FACT: The consequences of child sexual abuse often follow victims into adulthood. Most people have no idea that the effects of child sexual abuse are so pervasive in adult life. Although survivors of child sexual abuse are negatively impacted as a whole, it is important to realize that many individual survivors do not suffer these consequences. Child sexual abuse does not necessarily sentence a victim to an impaired life.
FACT: Substance abuse problems are a common consequence for adult survivors of child sexual abuse.
- Female adult survivors of child sexual abuse are nearly three times more likely to report substance use problems (40.5% versus 14% in general population), (Simpson and Miller, 2002).
- Male adult CSA victims 2.6 times more likely to report substance use problems (65% versus 25% in general population), (Simpson and Miller, 2002).
- Abused or neglected individuals 1.5 times more likely to report lifetime illicit drug use (Widom, Marmorstein, & White, 2006).
FACT: Mental health problems are a common long-term consequence of child sexual abuse.
- Adult women who were sexually abused as a child are more than twice as likely to suffer from depression as women who were not sexually abused (Rohde, et. al., 2008).
- Adults with a history of child sexual abuse are more than twice as likely to report a suicide attempt (Dube, et. al., 2005, Waldrop, et. al., 2007).
- Girls who are sexually abused are 3 times more likely to develop psychiatric disorders than girls who are not sexually abused (Day, et. al., 2003; Kendler, et. al., 2000; Voeltanz, et. al., 1999).
- Among male survivors, more than 70% seek psychological treatment for issues such as substance abuse, suicidal thoughts and attempted suicide (Walrath, et. al., 2003).
FACT: Obesity and eating disorders are more common in women who have a history of child sexual abuse.

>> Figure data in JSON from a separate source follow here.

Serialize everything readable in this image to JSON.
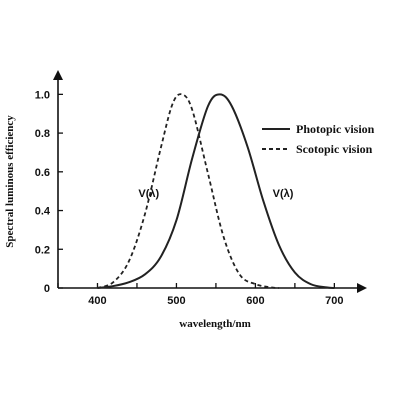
{
  "chart_data": {
    "type": "line",
    "title": "",
    "xlabel": "wavelength/nm",
    "ylabel": "Spectral luminous efficiency",
    "xlim": [
      350,
      735
    ],
    "ylim": [
      0,
      1.1
    ],
    "x_ticks": [
      400,
      500,
      600,
      700
    ],
    "x_tick_labels": [
      "400",
      "500",
      "600",
      "700"
    ],
    "y_ticks": [
      0,
      0.2,
      0.4,
      0.6,
      0.8,
      1.0
    ],
    "y_tick_labels": [
      "0",
      "0.2",
      "0.4",
      "0.6",
      "0.8",
      "1.0"
    ],
    "grid": false,
    "legend_position": "top-right",
    "series": [
      {
        "name": "Photopic vision",
        "style": "solid",
        "color": "#222222",
        "x": [
          400,
          420,
          440,
          460,
          480,
          500,
          520,
          540,
          555,
          570,
          590,
          610,
          630,
          650,
          670,
          690,
          700
        ],
        "y": [
          0.0,
          0.01,
          0.03,
          0.07,
          0.16,
          0.35,
          0.67,
          0.94,
          1.0,
          0.94,
          0.73,
          0.45,
          0.22,
          0.08,
          0.02,
          0.003,
          0.0
        ]
      },
      {
        "name": "Scotopic vision",
        "style": "dashed",
        "color": "#222222",
        "x": [
          400,
          420,
          440,
          460,
          480,
          495,
          507,
          520,
          540,
          560,
          580,
          600,
          620,
          630
        ],
        "y": [
          0.0,
          0.03,
          0.14,
          0.38,
          0.72,
          0.95,
          1.0,
          0.92,
          0.59,
          0.26,
          0.07,
          0.02,
          0.003,
          0.0
        ]
      }
    ],
    "annotations": [
      {
        "text": "V(λ)",
        "x": 465,
        "y": 0.47
      },
      {
        "text": "V(λ)",
        "x": 635,
        "y": 0.47
      }
    ]
  }
}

- 20 – 24 year-old women who were sexually abused as children were four times more likely than their non-abused peers to be diagnosed with an eating disorder (Fuemmeler, et. al., 2009).
- Middle-aged women who were sexually abused as children were twice as likely to be obese when compared with their non-abused peers (Rohde, et. al., 2008).
FACT: Child sexual abuse is also associated with physical health problems in adulthood. It is theorized that this is a consequence of the substance abuse, mental health issues and other risks that survivors of child sexual abuse face.
- Generally, adult victims of child sexual abuse have higher rates of health care utilization and report significantly more health complaints compared to adults without a CSA history (Arnow, 2004; Golding, Cooper, and George, 1997; Thompson, Arias, Basile and Desai, 2002). This is true for both self reported doctor’s visits and objective examination of medical records (Newman et al., 2000). These health problems represent a burden both to the survivor and the healthcare system.
- Adult survivors of child sexual abuse are at greater risk of a wide range of conditions that are non-life threatening and are potentially psychosomatic in nature. These include fibromyalgia (Walker et al, 1997), severe premenstrual syndrome (Golding, Taylor, Menard, & King, 2000), chronic headaches (Peterlin, Ward, Lidicker, & Levin, 2007), irritable bowel syndrome and a wide range of reproductive and sexual health complaints, including excessive bleeding, amenorrhea, pain during intercourse and menstrual irregularity (Golding, 1996).
- Not only do survivors of child sexual abuse have more minor health conditions, they are at greater risk for more serious conditions as well. Adults with a history of child sexual abuse are 30% more likely than their non-abused peers to have a serious medical condition such as diabetes, cancer, heart problems, stroke or hypertension (Sachs-Ericsson, et. al., 2005).
- Male sexual abuse survivors have twice the HIV-infection rate of non-abused males (Zierler, et. al., 1991). In a study of HIV-infected 12-20 year olds, 41 percent reported a sexual abuse history (Dekker, et. al. 1990).
FACT: Adult survivors of child sexual abuse are more likely to become involved in crime, both as a perpetrator and as a victim. This is likely a product of a higher risk for substance abuse problems and associated lifestyle factors.
- Adult survivors were more than twice as likely to be arrested for a property offense (9.3% versus 4.4%), (Siegel and Williams, 2003).
- As adults, child sexual abuse victims were almost twice as likely to be arrested for a violent offense (20.4% versus 10.7%), (Siegel & Williams, 2003).
- Males who have been sexually abused are more likely to violently victimize others (Walrath, et. al., 2003).
FACT: Although difficult to quantify, logic tells us that the consequences of child sexual abuse (substance abuse issues, mental health problems, becoming a parent as a teen and poor physical health) result in loss of earning potential over a lifetime.
- An average of quality-of-life court awards (primarily lost earning potential) for a survivor of child sexual abuse is $115,000 in 2010 dollars (U.S. Department of Justice, 1996).